Jayapura — Direktur Perhimpunan Advokasi dan Kebijakan Hak Asasi Manusia (PAK HAM) Papua, menyerukan pentingnya persatuan dan keadilan bagi suku Amungme dan Kamoro dalam menghadapi tantangan yang terjadi saat ini.
Hal ini disampaikan Direktur PAK HAM Papua, Matius Murib, Senin 3 Maret 2025, menyusul pemberhentian 21 karyawan PT Freeport Indonesia (PTFI) asal Amungme dan Kamoro pada 1 Maret 2025, yang dinilai berpotensi memicu konflik.
Murib mengingatkan latar belakang berdirinya Lembaga Musyawarah Adat (Lemasa) suku Amungme, yang dibentuk sebagai respons atas dugaan pelanggaran HAM berat sejak tahun 1990-an.
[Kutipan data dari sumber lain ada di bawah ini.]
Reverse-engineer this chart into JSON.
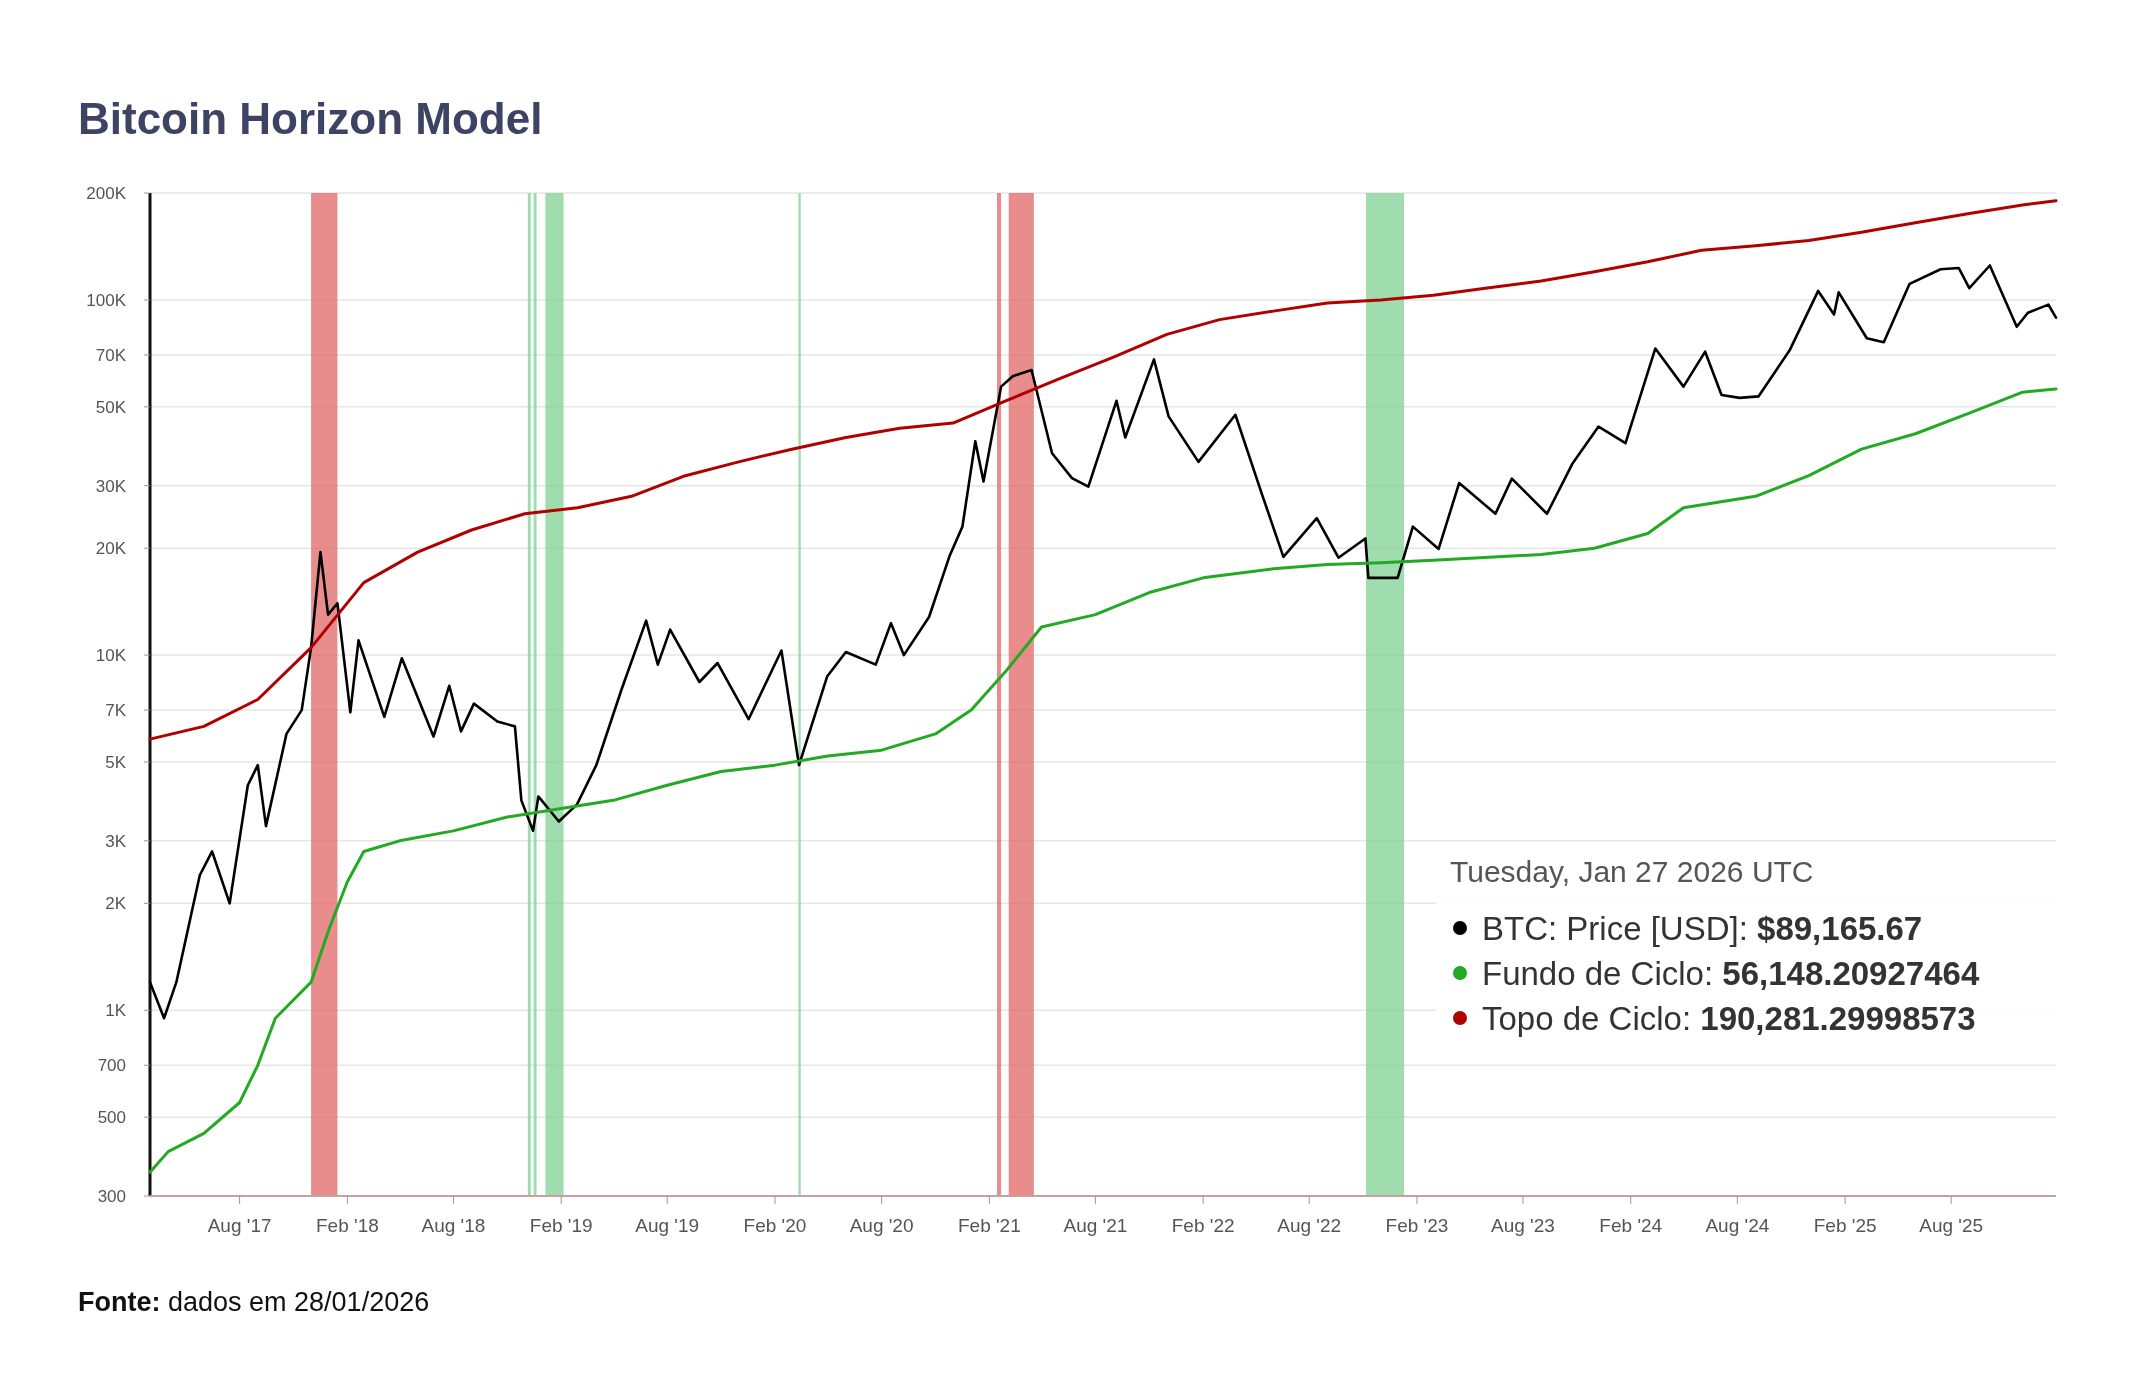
{
  "chart_data": {
    "type": "line",
    "title": "Bitcoin Horizon Model",
    "xlim": [
      "2017-03-01",
      "2026-01-27"
    ],
    "xticks": [
      {
        "value": "2017-08-01",
        "label": "Aug '17"
      },
      {
        "value": "2018-02-01",
        "label": "Feb '18"
      },
      {
        "value": "2018-08-01",
        "label": "Aug '18"
      },
      {
        "value": "2019-02-01",
        "label": "Feb '19"
      },
      {
        "value": "2019-08-01",
        "label": "Aug '19"
      },
      {
        "value": "2020-02-01",
        "label": "Feb '20"
      },
      {
        "value": "2020-08-01",
        "label": "Aug '20"
      },
      {
        "value": "2021-02-01",
        "label": "Feb '21"
      },
      {
        "value": "2021-08-01",
        "label": "Aug '21"
      },
      {
        "value": "2022-02-01",
        "label": "Feb '22"
      },
      {
        "value": "2022-08-01",
        "label": "Aug '22"
      },
      {
        "value": "2023-02-01",
        "label": "Feb '23"
      },
      {
        "value": "2023-08-01",
        "label": "Aug '23"
      },
      {
        "value": "2024-02-01",
        "label": "Feb '24"
      },
      {
        "value": "2024-08-01",
        "label": "Aug '24"
      },
      {
        "value": "2025-02-01",
        "label": "Feb '25"
      },
      {
        "value": "2025-08-01",
        "label": "Aug '25"
      }
    ],
    "ylim": [
      300,
      200000
    ],
    "yticks": [
      300,
      500,
      700,
      {
        "value": 1000,
        "label": "1K"
      },
      {
        "value": 2000,
        "label": "2K"
      },
      {
        "value": 3000,
        "label": "3K"
      },
      {
        "value": 5000,
        "label": "5K"
      },
      {
        "value": 7000,
        "label": "7K"
      },
      {
        "value": 10000,
        "label": "10K"
      },
      {
        "value": 20000,
        "label": "20K"
      },
      {
        "value": 30000,
        "label": "30K"
      },
      {
        "value": 50000,
        "label": "50K"
      },
      {
        "value": 70000,
        "label": "70K"
      },
      {
        "value": 100000,
        "label": "100K"
      },
      {
        "value": 200000,
        "label": "200K"
      }
    ],
    "log": "y",
    "grid": "y",
    "legend": "bottom right",
    "marker": "none",
    "line_style": "solid",
    "series": [
      {
        "name": "BTC: Price [USD]",
        "color": "#000000",
        "x": [
          "2017-03-01",
          "2017-03-25",
          "2017-04-15",
          "2017-05-25",
          "2017-06-15",
          "2017-07-15",
          "2017-08-15",
          "2017-09-01",
          "2017-09-15",
          "2017-10-20",
          "2017-11-15",
          "2017-12-01",
          "2017-12-17",
          "2017-12-30",
          "2018-01-15",
          "2018-02-06",
          "2018-02-20",
          "2018-04-05",
          "2018-05-05",
          "2018-06-28",
          "2018-07-25",
          "2018-08-14",
          "2018-09-05",
          "2018-10-15",
          "2018-11-14",
          "2018-11-25",
          "2018-12-15",
          "2018-12-24",
          "2019-01-28",
          "2019-02-28",
          "2019-04-02",
          "2019-05-15",
          "2019-06-26",
          "2019-07-16",
          "2019-08-06",
          "2019-09-25",
          "2019-10-26",
          "2019-12-18",
          "2020-02-12",
          "2020-03-13",
          "2020-04-30",
          "2020-06-01",
          "2020-07-22",
          "2020-08-17",
          "2020-09-08",
          "2020-10-21",
          "2020-11-25",
          "2020-12-17",
          "2021-01-08",
          "2021-01-22",
          "2021-02-21",
          "2021-03-13",
          "2021-04-14",
          "2021-05-19",
          "2021-06-22",
          "2021-07-20",
          "2021-09-06",
          "2021-09-21",
          "2021-11-09",
          "2021-12-04",
          "2022-01-24",
          "2022-03-28",
          "2022-05-12",
          "2022-06-18",
          "2022-08-14",
          "2022-09-20",
          "2022-11-05",
          "2022-11-10",
          "2022-12-30",
          "2023-01-25",
          "2023-03-10",
          "2023-04-14",
          "2023-06-15",
          "2023-07-13",
          "2023-09-11",
          "2023-10-24",
          "2023-12-08",
          "2024-01-23",
          "2024-03-14",
          "2024-05-01",
          "2024-06-07",
          "2024-07-05",
          "2024-08-05",
          "2024-09-06",
          "2024-10-29",
          "2024-12-17",
          "2025-01-13",
          "2025-01-21",
          "2025-03-10",
          "2025-04-08",
          "2025-05-22",
          "2025-07-14",
          "2025-08-14",
          "2025-09-01",
          "2025-10-06",
          "2025-11-21",
          "2025-12-10",
          "2026-01-14",
          "2026-01-27"
        ],
        "values": [
          1200,
          950,
          1200,
          2400,
          2800,
          2000,
          4300,
          4900,
          3300,
          6000,
          7000,
          10500,
          19500,
          13000,
          14000,
          6900,
          11000,
          6700,
          9800,
          5900,
          8200,
          6100,
          7300,
          6500,
          6300,
          3900,
          3200,
          4000,
          3400,
          3800,
          4900,
          8000,
          12500,
          9400,
          11800,
          8400,
          9500,
          6600,
          10300,
          4900,
          8700,
          10200,
          9400,
          12300,
          10000,
          12800,
          19000,
          23000,
          40000,
          30800,
          57000,
          61000,
          63500,
          37000,
          31500,
          29800,
          52000,
          41000,
          68000,
          47000,
          35000,
          47500,
          28500,
          18900,
          24300,
          18800,
          21300,
          16500,
          16500,
          23000,
          19900,
          30500,
          25000,
          31400,
          25000,
          34500,
          44000,
          39500,
          73000,
          57000,
          71500,
          54000,
          53000,
          53500,
          72000,
          106000,
          91000,
          105000,
          78000,
          76000,
          111000,
          122000,
          123000,
          108000,
          125000,
          84000,
          92000,
          97000,
          89165.67
        ]
      },
      {
        "name": "Fundo de Ciclo",
        "color": "#22aa22",
        "x": [
          "2017-03-01",
          "2017-04-01",
          "2017-06-01",
          "2017-08-01",
          "2017-09-01",
          "2017-10-01",
          "2017-12-01",
          "2018-01-01",
          "2018-02-01",
          "2018-03-01",
          "2018-05-01",
          "2018-08-01",
          "2018-11-01",
          "2019-02-01",
          "2019-05-01",
          "2019-08-01",
          "2019-11-01",
          "2020-02-01",
          "2020-05-01",
          "2020-08-01",
          "2020-11-01",
          "2021-01-01",
          "2021-03-01",
          "2021-05-01",
          "2021-08-01",
          "2021-11-01",
          "2022-02-01",
          "2022-06-01",
          "2022-09-01",
          "2022-12-01",
          "2023-03-01",
          "2023-09-01",
          "2023-12-01",
          "2024-03-01",
          "2024-05-01",
          "2024-09-01",
          "2024-12-01",
          "2025-03-01",
          "2025-06-01",
          "2025-09-01",
          "2025-12-01",
          "2026-01-27"
        ],
        "values": [
          350,
          400,
          450,
          550,
          700,
          950,
          1200,
          1700,
          2300,
          2800,
          3000,
          3200,
          3500,
          3700,
          3900,
          4300,
          4700,
          4900,
          5200,
          5400,
          6000,
          7000,
          9000,
          12000,
          13000,
          15000,
          16500,
          17500,
          18000,
          18200,
          18500,
          19200,
          20000,
          22000,
          26000,
          28000,
          32000,
          38000,
          42000,
          48000,
          55000,
          56148.21
        ]
      },
      {
        "name": "Topo de Ciclo",
        "color": "#b00000",
        "x": [
          "2017-03-01",
          "2017-06-01",
          "2017-09-01",
          "2017-12-01",
          "2018-03-01",
          "2018-06-01",
          "2018-09-01",
          "2018-12-01",
          "2019-03-01",
          "2019-06-01",
          "2019-09-01",
          "2019-12-01",
          "2020-03-01",
          "2020-06-01",
          "2020-09-01",
          "2020-12-01",
          "2021-03-01",
          "2021-06-01",
          "2021-09-01",
          "2021-12-01",
          "2022-03-01",
          "2022-06-01",
          "2022-09-01",
          "2022-12-01",
          "2023-03-01",
          "2023-06-01",
          "2023-09-01",
          "2023-12-01",
          "2024-03-01",
          "2024-06-01",
          "2024-09-01",
          "2024-12-01",
          "2025-03-01",
          "2025-06-01",
          "2025-09-01",
          "2025-12-01",
          "2026-01-27"
        ],
        "values": [
          5800,
          6300,
          7500,
          10500,
          16000,
          19500,
          22500,
          25000,
          26000,
          28000,
          32000,
          35000,
          38000,
          41000,
          43500,
          45000,
          52000,
          60000,
          69000,
          80000,
          88000,
          93000,
          98000,
          100000,
          103000,
          108000,
          113000,
          120000,
          128000,
          138000,
          142000,
          147000,
          155000,
          165000,
          175000,
          185000,
          190281.3
        ]
      }
    ],
    "bands": [
      {
        "axis": "x",
        "from": "2017-12-01",
        "to": "2018-01-15",
        "color": "#e06666"
      },
      {
        "axis": "x",
        "from": "2021-02-14",
        "to": "2021-02-21",
        "color": "#e06666"
      },
      {
        "axis": "x",
        "from": "2021-03-06",
        "to": "2021-04-18",
        "color": "#e06666"
      },
      {
        "axis": "x",
        "from": "2018-12-06",
        "to": "2018-12-11",
        "color": "#7fd093"
      },
      {
        "axis": "x",
        "from": "2018-12-16",
        "to": "2018-12-21",
        "color": "#7fd093"
      },
      {
        "axis": "x",
        "from": "2019-01-05",
        "to": "2019-02-05",
        "color": "#7fd093"
      },
      {
        "axis": "x",
        "from": "2020-03-12",
        "to": "2020-03-16",
        "color": "#7fd093"
      },
      {
        "axis": "x",
        "from": "2022-11-06",
        "to": "2023-01-10",
        "color": "#7fd093"
      }
    ],
    "annotations": [
      "Tuesday, Jan 27 2026 UTC",
      ": $89,165.67",
      ": 56,148.20927464",
      ": 190,281.29998573",
      "Fonte: dados em 28/01/2026"
    ]
  }
}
Salah satu momen penting dalam perjuangan ini adalah gugatan pelanggaran HAM dan lingkungan yang diajukan oleh Thom Beanal dan Yosepha Alomang di New Orleans, Amerika Serikat, pada tahun 1994-1995. Gugatan ini berhasil menghasilkan kebijakan 1% dari PT Freeport McMoran yang hingga kini dikelola oleh Yayasan Pemberdayaan Masyarakat Amungme dan Kamoro (YPMAK).
“Proses ini telah melalui perjalanan panjang dan penuh pengorbanan dari berbagai pihak untuk memperkuat kapasitas masyarakat adat suku Amungme dan Kamoro,” ungkap Murib.
Namun, ia juga menyatakan keprihatinan mendalam atas pemberhentian 21 karyawan PTFI yang dilakukan secara sepihak melalui pesan WhatsApp pada 21 Januari 2025.
Menurutnya, hal ini berpotensi memicu ketegangan dan konflik di masyarakat. Untuk mengatasi situasi ini, PAK HAM Papua mengeluarkan beberapa himbauan.
1. Konsolidasi Internal Suku Amungme dan Kamoro: Murib menyerukan agar suku Amungme dan Kamoro segera mengadakan konsolidasi internal bersama lembaga-lembaga adat, seperti melalui Musyawarah Besar (MUBES), untuk mencari resolusi konflik dan menata kembali kelembagaan Lemasa, Lemasko, serta lembaga adat lainnya.
2. Klarifikasi Kebijakan Pemberhentian Karyawan: Pimpinan Lemasa diminta untuk memberikan klarifikasi terkait pemberhentian 21 karyawan tersebut. “Alasan pemberhentian harus jelas. Apakah Direktur Lemasa mempekerjakan mereka berdasarkan perjanjian kerja atau tidak. Masalah ini sebaiknya diselesaikan secara internal Lemasa,” tegas Murib.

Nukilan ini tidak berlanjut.